26 de mai. de 2013

CARTA À MULHER NO SUPERMERCADO


Prezada Maria Ninguém,

Falo a você que ontem aguardava na fila do pão com um menino e um carrinho de compras vazio, ocupando o espaço de quatro pessoas e bloqueando o acesso às cestas de pães especiais no supermercado.

Quem escreve é a mulher cujo pedido de licença você fez questão de ignorar, lembra? Aquela mulher de boina cinza, que após hesitar parecendo perplexa afastou seu carrinho murmurando um pedido de desculpas para alcançar o pão - o que aparentemente muito a divertiu.

Lembra agora?

Acredito que sim, porque o momento serviu como afirmação num mundo indiferente à sua presença; então você retornou ao apartamento anônimo e escuro, esperando o marido voltar depois de passar a tarde com os amigos, para se jogar no sofá assistindo o futebol, justo na noite de sábado quando tudo acontece nas novelas.

Sinto muito se sua vida não é sombra do que poderia ser, e aparentemente tudo que lhe resta é contar os quilos que a separam da falência como objeto de atração; se tudo que lhe cabe decidir é a cor do esmalte ou da blusa que vai vestir e se o afeto que veio bater à sua porta esfriou e hoje é mal-requentado entre uma briga e outra pelo dinheiro gasto no carro com que você contava para consertar a pia da cozinha.

Sinto muito se a definição de amor que você conhece é transmitida por canal aberto para ocupar seus sonhos e todas as outras mulheres deste país.

Sinto muito se você acorda todos os dias para fazer as mesmas coisas sem saber porquê, e vez por outra tem vontade de gritar por nada e quebrar alguma coisa; se vive ansiando por mudanças enquanto faz das tripas o coração para que tudo siga exatamente como está.

Sinto muito se sua mendicante auto-estima só se alimenta das migalhas do escárnio dedicado a pessoas a quem as circunstâncias colocam numa posição que seu senso distorcido de realidade entende como inferior.

Sinto muito se vivendo na primitiva hostilidade dos berros e da grosseria insensível, você entenda como fraqueza qualquer gesto de educação, de consideração; por pequeno e impessoal que seja.

Sinto muito por tudo isso, e por tudo que não sei.

Escrevo em agradecimento, pois mesmo despropositada você me ensinou gratuita e anonimamente várias lições.

Sim, estou em débito, pois, enfim, nosso breve intermezzo mostrou que ainda tenho muito a percorrer para me livrar de sentimentos negativos como a raiva, a vaidade, o orgulho e a soberba entre tantos outros.

Mas o quê ensinei a você?

Deixei o supermercado pensando, e sigo pensando até agora no ocorrido; buscando entender porquê o desprezo de uma pessoa totalmente estranha me atingiu a ponto de me fazer parar e pensar.

E pensando identifico em mim os pontos sensíveis, as feridas - algumas de longa data; e nisso encontro a cura que me leva ao crescimento como pessoa.

Foi nesse pensar por exemplo,  que flagrei minha soberba em ação.

Porque, confesso, na fração de segundo em que nossos olhares se cruzaram tive de você todas as impressões reveladas no começo desta carta: a vi como uma alma triste, perdida, machucada, ignorante e infeliz; enfim, um ser digno da minha compaixão.

Como meu rosto costuma espelhar meus pensamentos, tudo isso certamente transpareceu.
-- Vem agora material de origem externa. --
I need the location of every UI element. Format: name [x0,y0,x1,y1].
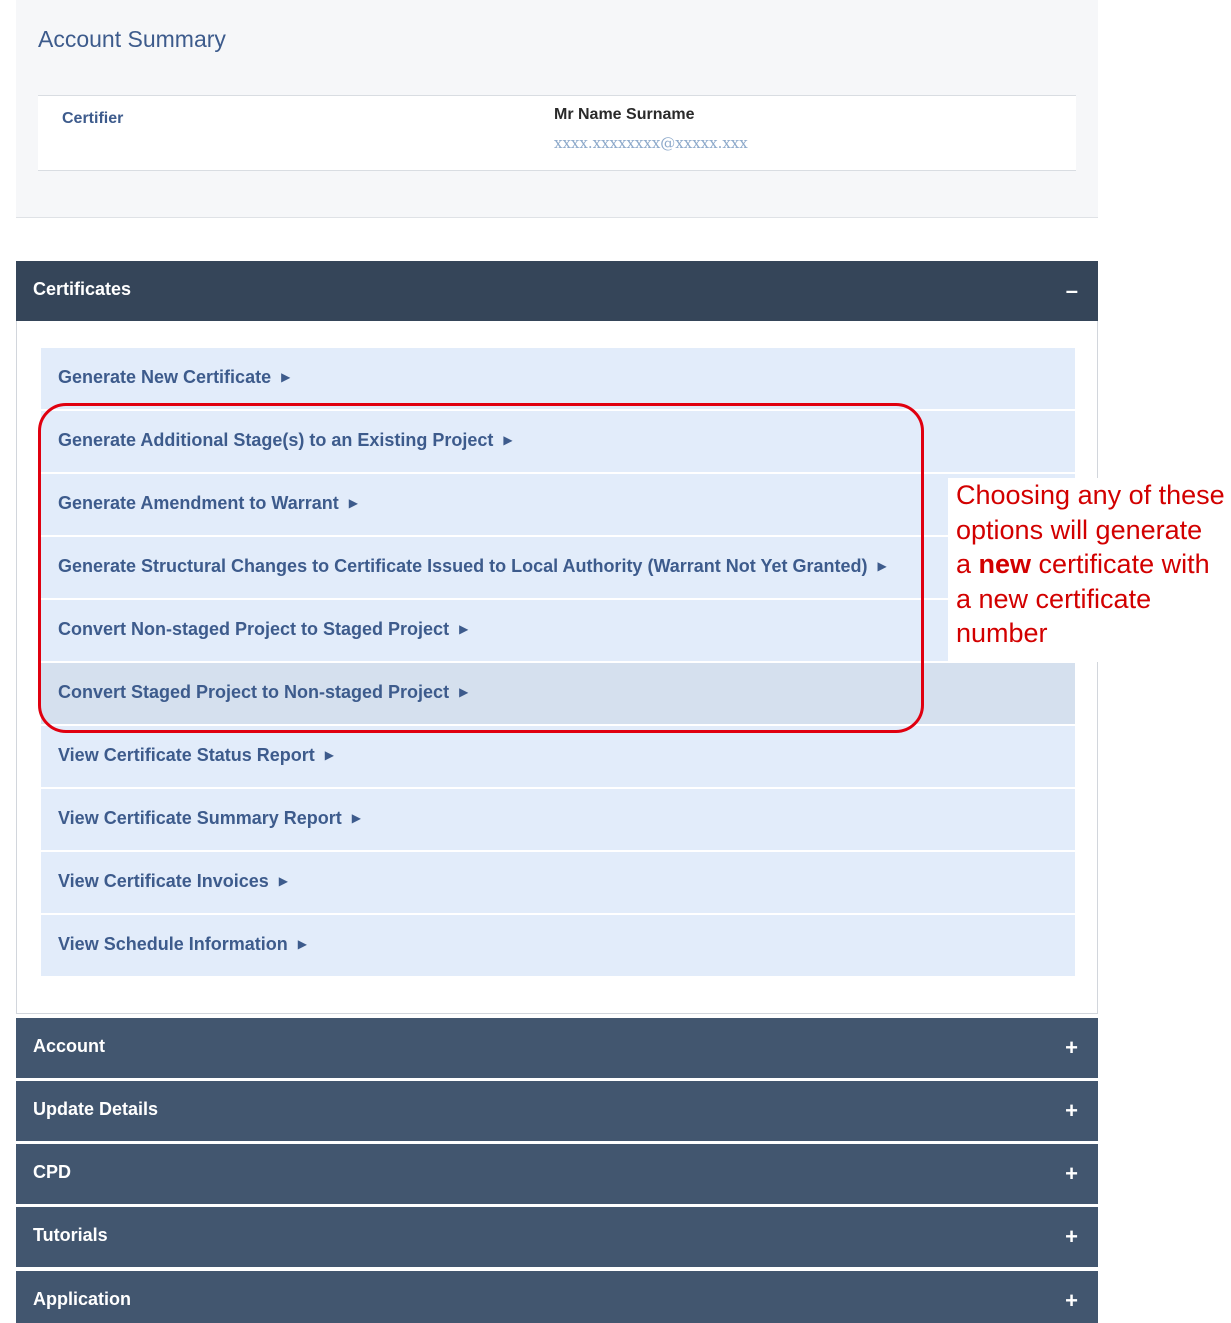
certifier-label: Certifier [62,110,124,127]
menu-item-label: Convert Non-staged Project to Staged Pro… [58,619,450,639]
annotation-line: Choosing any of these [956,480,1225,510]
arrow-right-icon: ▶ [459,685,469,699]
annotation-line: number [956,618,1048,648]
expand-icon[interactable]: + [1065,1287,1078,1315]
section-header-account[interactable]: Account + [16,1018,1098,1078]
menu-item-label: View Schedule Information [58,934,288,954]
menu-item-generate-additional-stages[interactable]: Generate Additional Stage(s) to an Exist… [41,411,1075,472]
section-header-label: Certificates [33,279,132,299]
account-summary-panel: Account Summary Certifier Mr Name Surnam… [16,0,1098,218]
expand-icon[interactable]: + [1065,1160,1078,1188]
annotation-text: Choosing any of these options will gener… [956,478,1231,651]
annotation-line: options will generate [956,514,1203,545]
arrow-right-icon: ▶ [297,937,307,951]
section-header-label: Tutorials [33,1225,108,1245]
menu-item-label: View Certificate Invoices [58,871,269,891]
menu-item-generate-amendment-to-warrant[interactable]: Generate Amendment to Warrant ▶ [41,474,1075,535]
arrow-right-icon: ▶ [324,748,334,762]
menu-item-label: Generate Amendment to Warrant [58,493,339,513]
annotation-text-part: a [956,549,979,579]
expand-icon[interactable]: + [1065,1223,1078,1251]
section-header-label: Update Details [33,1099,159,1119]
expand-icon[interactable]: + [1065,1097,1078,1125]
menu-item-view-certificate-invoices[interactable]: View Certificate Invoices ▶ [41,852,1075,913]
certificates-menu: Generate New Certificate ▶ Generate Addit… [41,348,1075,978]
section-header-label: CPD [33,1162,72,1182]
menu-item-view-certificate-status-report[interactable]: View Certificate Status Report ▶ [41,726,1075,787]
section-header-update-details[interactable]: Update Details + [16,1081,1098,1141]
section-header-application[interactable]: Application + [16,1271,1098,1323]
certifier-email[interactable]: xxxx.xxxxxxxx@xxxxx.xxx [554,134,748,152]
menu-item-label: View Certificate Summary Report [58,808,342,828]
expand-icon[interactable]: + [1065,1034,1078,1062]
menu-item-view-certificate-summary-report[interactable]: View Certificate Summary Report ▶ [41,789,1075,850]
certifier-name: Mr Name Surname [554,106,695,123]
menu-item-label: Generate Additional Stage(s) to an Exist… [58,430,494,450]
section-header-tutorials[interactable]: Tutorials + [16,1207,1098,1267]
arrow-right-icon: ▶ [877,559,887,573]
annotation-text-part: certificate with [1031,549,1210,579]
arrow-right-icon: ▶ [348,496,358,510]
section-header-cpd[interactable]: CPD + [16,1144,1098,1204]
arrow-right-icon: ▶ [503,433,513,447]
collapse-icon[interactable]: – [1066,277,1078,305]
arrow-right-icon: ▶ [459,622,469,636]
menu-item-generate-structural-changes[interactable]: Generate Structural Changes to Certifica… [41,537,1075,598]
section-header-certificates[interactable]: Certificates – [16,261,1098,321]
page: Account Summary Certifier Mr Name Surnam… [0,0,1231,1323]
arrow-right-icon: ▶ [278,874,288,888]
certificates-panel: Generate New Certificate ▶ Generate Addit… [16,261,1098,1014]
arrow-right-icon: ▶ [351,811,361,825]
section-header-label: Application [33,1289,131,1309]
menu-item-generate-new-certificate[interactable]: Generate New Certificate ▶ [41,348,1075,409]
menu-item-label: Generate Structural Changes to Certifica… [58,556,868,576]
annotation-callout: Choosing any of these options will gener… [948,478,1231,662]
annotation-line: a new certificate with [956,547,1231,582]
account-summary-title: Account Summary [38,26,226,52]
menu-item-convert-staged-to-non-staged[interactable]: Convert Staged Project to Non-staged Pro… [41,663,1075,724]
menu-item-label: Convert Staged Project to Non-staged Pro… [58,682,450,702]
annotation-emphasis: new [978,549,1032,579]
menu-item-label: Generate New Certificate [58,367,272,387]
section-header-label: Account [33,1036,105,1056]
menu-item-view-schedule-information[interactable]: View Schedule Information ▶ [41,915,1075,976]
annotation-line: a new certificate [956,583,1152,614]
menu-item-convert-non-staged-to-staged[interactable]: Convert Non-staged Project to Staged Pro… [41,600,1075,661]
arrow-right-icon: ▶ [281,370,291,384]
certifier-row: Certifier Mr Name Surname xxxx.xxxxxxxx@… [38,95,1076,171]
menu-item-label: View Certificate Status Report [58,745,315,765]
Minha soberba, portanto, antecedeu o seu escárnio. É bem provável que tenha sido exatamente o que o causou.

Como não a conheço nem de nome, tudo que inferi sobre sua vida decorre de preconceituosa especulação.

Estou ciente disso, e empenhada em me corrigir.

Quanto a você, não sei. Não posso dizer. Não a conheço.

Talvez esteja agora pensando que não teria custado nada dizer um "pois não" e afastar o carrinho. Não precisava nem olhar.

Talvez não. Talvez tenha dado de ombros e deixado de lado o assunto. Tanto faz: só diz respeito a você.

De minha parte, peço perdão e, creia-me, da próxima vez que algo similar ocorrer seja com você ou qualquer outra pessoa; vou empurrar o carrinho para fora do meu caminho sem olhar nem pedir licença e seguir a vida, pois também aprendi que ignorar a existência do outro evitando qualquer contato visual é o signo moderno da consideração.